A força do filme está na sua capacidade de envolver o espectador pela beleza visual e pela atmosfera lírica, mesmo que o roteiro nem sempre se sustente com a mesma solidez. Lean recria uma Rússia dilacerada pelo conflito com um detalhismo impressionante, ainda que as filmagens tenham ocorrido majoritariamente fora do país, em paisagens espanholas e canadenses. O que se vê em cena, no entanto, é uma paisagem russa idealizada e congelada no tempo — um cenário onde o gelo e a paixão convivem em intensidade.

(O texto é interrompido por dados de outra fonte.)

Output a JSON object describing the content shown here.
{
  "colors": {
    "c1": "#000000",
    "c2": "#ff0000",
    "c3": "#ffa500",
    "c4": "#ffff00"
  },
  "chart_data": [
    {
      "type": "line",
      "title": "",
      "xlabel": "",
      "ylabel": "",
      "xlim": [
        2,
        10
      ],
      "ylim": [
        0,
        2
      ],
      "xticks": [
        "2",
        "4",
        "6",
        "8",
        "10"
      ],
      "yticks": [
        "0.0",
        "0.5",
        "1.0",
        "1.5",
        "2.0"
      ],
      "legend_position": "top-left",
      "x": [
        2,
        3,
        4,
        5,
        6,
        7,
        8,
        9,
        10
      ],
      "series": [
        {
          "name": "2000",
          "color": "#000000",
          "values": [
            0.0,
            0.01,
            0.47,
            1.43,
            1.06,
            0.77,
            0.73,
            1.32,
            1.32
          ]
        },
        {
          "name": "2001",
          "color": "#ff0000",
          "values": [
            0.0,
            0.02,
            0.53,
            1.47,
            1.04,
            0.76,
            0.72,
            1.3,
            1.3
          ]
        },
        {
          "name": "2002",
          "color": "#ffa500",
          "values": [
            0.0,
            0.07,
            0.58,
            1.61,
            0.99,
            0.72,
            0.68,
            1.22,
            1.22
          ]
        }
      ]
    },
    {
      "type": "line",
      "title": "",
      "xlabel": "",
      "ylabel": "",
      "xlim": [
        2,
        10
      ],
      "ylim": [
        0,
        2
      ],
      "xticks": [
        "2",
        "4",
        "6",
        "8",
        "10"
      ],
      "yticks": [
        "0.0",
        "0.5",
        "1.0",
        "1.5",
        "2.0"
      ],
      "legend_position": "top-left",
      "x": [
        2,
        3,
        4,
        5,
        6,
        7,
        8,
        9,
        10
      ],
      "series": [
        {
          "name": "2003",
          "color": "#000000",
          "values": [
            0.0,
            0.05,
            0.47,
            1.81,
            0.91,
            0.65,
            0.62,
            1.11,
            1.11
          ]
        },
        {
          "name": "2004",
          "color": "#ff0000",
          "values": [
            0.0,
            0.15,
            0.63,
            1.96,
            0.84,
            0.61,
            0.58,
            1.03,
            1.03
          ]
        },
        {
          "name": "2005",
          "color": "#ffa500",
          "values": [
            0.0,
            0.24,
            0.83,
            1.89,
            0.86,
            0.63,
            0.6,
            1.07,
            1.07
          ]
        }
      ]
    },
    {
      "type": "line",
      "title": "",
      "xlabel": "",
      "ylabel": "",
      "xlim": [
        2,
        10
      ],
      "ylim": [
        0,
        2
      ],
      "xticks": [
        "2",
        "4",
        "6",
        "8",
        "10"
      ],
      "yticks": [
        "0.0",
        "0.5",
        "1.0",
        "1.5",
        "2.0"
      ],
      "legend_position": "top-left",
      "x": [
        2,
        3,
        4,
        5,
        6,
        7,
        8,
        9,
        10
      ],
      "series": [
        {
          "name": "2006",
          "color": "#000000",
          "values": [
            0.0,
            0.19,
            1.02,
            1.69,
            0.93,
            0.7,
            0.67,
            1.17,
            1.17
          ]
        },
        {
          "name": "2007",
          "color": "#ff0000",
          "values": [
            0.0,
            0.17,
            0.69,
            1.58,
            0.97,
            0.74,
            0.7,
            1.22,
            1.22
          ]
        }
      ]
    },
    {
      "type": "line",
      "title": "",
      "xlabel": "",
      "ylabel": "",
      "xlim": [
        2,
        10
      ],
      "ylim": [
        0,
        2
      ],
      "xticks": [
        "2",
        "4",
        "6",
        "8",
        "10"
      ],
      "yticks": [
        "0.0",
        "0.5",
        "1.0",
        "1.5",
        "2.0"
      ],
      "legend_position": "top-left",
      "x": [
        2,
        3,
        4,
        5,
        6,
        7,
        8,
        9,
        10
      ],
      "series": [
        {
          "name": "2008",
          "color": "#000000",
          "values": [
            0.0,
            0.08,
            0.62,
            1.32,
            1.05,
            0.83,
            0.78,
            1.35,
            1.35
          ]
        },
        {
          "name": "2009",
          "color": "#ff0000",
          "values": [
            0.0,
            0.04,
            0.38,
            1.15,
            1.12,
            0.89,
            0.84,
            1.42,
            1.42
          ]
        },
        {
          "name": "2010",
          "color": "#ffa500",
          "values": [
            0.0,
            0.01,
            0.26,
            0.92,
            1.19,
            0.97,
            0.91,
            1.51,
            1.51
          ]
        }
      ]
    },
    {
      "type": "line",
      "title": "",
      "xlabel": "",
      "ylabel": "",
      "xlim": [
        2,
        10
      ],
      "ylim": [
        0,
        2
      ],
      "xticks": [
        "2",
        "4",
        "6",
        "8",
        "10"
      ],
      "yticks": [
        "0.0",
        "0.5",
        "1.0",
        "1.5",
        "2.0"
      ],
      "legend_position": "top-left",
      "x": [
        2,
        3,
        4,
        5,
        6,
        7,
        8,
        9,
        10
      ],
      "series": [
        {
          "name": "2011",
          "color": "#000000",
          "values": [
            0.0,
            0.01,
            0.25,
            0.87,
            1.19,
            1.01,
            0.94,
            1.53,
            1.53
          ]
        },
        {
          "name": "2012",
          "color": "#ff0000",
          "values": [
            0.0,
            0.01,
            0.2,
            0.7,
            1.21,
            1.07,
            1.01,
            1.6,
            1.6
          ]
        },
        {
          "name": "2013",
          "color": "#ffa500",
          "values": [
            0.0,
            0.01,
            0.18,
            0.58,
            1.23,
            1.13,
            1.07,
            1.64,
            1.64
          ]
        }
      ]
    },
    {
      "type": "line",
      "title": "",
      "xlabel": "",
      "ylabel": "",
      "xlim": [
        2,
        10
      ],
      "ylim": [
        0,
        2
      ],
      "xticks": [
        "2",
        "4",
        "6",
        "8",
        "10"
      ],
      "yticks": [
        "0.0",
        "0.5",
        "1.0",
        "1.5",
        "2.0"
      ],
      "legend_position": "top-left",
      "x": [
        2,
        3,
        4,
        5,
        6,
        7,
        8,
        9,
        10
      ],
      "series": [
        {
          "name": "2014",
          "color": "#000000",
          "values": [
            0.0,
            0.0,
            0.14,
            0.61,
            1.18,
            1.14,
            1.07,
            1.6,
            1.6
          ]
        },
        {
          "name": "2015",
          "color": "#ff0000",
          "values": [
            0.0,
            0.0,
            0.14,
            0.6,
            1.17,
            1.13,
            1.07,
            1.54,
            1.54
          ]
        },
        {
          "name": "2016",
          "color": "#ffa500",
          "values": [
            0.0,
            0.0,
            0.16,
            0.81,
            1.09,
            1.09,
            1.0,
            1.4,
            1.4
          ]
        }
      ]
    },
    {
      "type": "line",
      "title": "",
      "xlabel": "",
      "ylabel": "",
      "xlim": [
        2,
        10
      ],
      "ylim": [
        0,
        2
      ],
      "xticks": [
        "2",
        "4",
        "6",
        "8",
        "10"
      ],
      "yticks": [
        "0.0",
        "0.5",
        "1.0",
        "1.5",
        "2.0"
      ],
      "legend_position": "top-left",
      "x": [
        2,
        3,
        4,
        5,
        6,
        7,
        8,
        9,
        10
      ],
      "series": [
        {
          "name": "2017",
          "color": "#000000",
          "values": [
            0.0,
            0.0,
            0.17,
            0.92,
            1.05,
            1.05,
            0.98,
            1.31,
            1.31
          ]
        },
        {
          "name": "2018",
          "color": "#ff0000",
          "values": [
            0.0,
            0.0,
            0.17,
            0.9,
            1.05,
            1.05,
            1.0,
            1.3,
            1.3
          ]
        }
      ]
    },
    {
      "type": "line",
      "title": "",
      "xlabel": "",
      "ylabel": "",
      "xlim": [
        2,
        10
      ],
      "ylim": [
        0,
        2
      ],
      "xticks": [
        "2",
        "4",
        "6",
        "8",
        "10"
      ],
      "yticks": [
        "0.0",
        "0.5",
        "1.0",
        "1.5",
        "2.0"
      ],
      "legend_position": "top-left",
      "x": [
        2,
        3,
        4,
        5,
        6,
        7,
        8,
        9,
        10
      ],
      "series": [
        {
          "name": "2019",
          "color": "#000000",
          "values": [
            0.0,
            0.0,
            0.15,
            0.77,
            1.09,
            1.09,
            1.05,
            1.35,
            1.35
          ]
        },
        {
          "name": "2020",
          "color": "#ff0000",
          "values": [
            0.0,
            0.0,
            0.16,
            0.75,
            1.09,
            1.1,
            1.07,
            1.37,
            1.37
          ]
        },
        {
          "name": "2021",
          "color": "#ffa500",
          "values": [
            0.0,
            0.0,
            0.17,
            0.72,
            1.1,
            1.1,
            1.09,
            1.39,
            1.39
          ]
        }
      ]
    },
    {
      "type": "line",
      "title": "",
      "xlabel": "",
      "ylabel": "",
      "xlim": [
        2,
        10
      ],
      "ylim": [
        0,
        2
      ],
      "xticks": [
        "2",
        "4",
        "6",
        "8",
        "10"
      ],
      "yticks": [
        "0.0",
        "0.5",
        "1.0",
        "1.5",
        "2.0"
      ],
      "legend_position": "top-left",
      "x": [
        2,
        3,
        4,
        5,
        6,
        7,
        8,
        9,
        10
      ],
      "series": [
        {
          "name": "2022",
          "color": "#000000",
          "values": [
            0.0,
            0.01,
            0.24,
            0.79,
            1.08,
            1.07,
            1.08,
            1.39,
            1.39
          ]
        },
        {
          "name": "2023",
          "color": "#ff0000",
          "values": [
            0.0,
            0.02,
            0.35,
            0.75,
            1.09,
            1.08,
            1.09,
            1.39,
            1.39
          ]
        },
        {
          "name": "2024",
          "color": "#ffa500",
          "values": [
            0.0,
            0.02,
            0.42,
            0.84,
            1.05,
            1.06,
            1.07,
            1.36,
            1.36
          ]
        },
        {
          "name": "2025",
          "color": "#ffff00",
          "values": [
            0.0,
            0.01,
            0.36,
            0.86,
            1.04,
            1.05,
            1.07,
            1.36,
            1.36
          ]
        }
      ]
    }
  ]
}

A história, adaptada por Robert Bolt, simplifica o conteúdo político do romance original e transforma a revolução em pano de fundo para a jornada emocional de Jivago. Ainda que personagens como o general interpretado por Tom Courtenay representem a frieza da nova ordem, o filme opta por exaltar os sentimentos pessoais, o amor e a dor como forças maiores do que o curso da História. Há nisso uma escolha deliberada, que prioriza a sensibilidade ao invés da análise ideológica. Doutor Jivago não quer explicar a revolução — quer fazer sentir o que ela arranca dos indivíduos.
Omar Sharif, com seu olhar melancólico e postura introspectiva, oferece um Jivago contemplativo, quase etéreo, cuja passividade diante dos acontecimentos contrasta com o dinamismo de personagens como Komarovsky (Rod Steiger), o manipulador cínico que rouba várias cenas. Steiger entrega um desempenho memorável como o homem que primeiro corrompe Lara e depois se revela um inesperado protetor. É ele quem oferece algumas das falas mais cortantes do filme e que mais expõem o abismo entre o pragmatismo e o idealismo.
Julie Christie interpreta Lara como uma figura trágica, cuja beleza e coragem hipnotizam tanto o protagonista quanto o público. Sua trajetória, marcada por abusos e renúncias, é também um reflexo da Rússia partida entre velhos valores e novas imposições. Já Geraldine Chaplin confere a Tonya uma dignidade serena, quase inacreditável em certos momentos — especialmente na maneira como lida com o romance extraconjugal do marido. Suas atitudes beiram o sacrifício silencioso, contribuindo para o tom romântico e doloroso da narrativa.
A música de Maurice Jarre, especialmente o famoso “Tema de Lara”, ecoa por todo o filme, reforçando sua atmosfera melodramática. E se há quem critique o exagero emocional de Doutor Jivago, é preciso reconhecer que esse é justamente o seu motor. O longa aposta no melodrama em grande escala, com suas lágrimas, trincheiras, trens e amores impossíveis, e seduz pelo cuidado estético e pela emoção quase operística de sua execução.
Ao final, Doutor Jivago pode até parecer inflado demais, sentimental demais, longo demais — mas há nele um poder de encantamento que permanece até hoje. É um cinema que valoriza o espetáculo e a emoção, mesmo à custa da precisão narrativa. Um filme para se ver com o coração aberto, permitindo-se mergulhar naquela Rússia de gelo e paixão, onde a vida insiste em florescer apesar da História.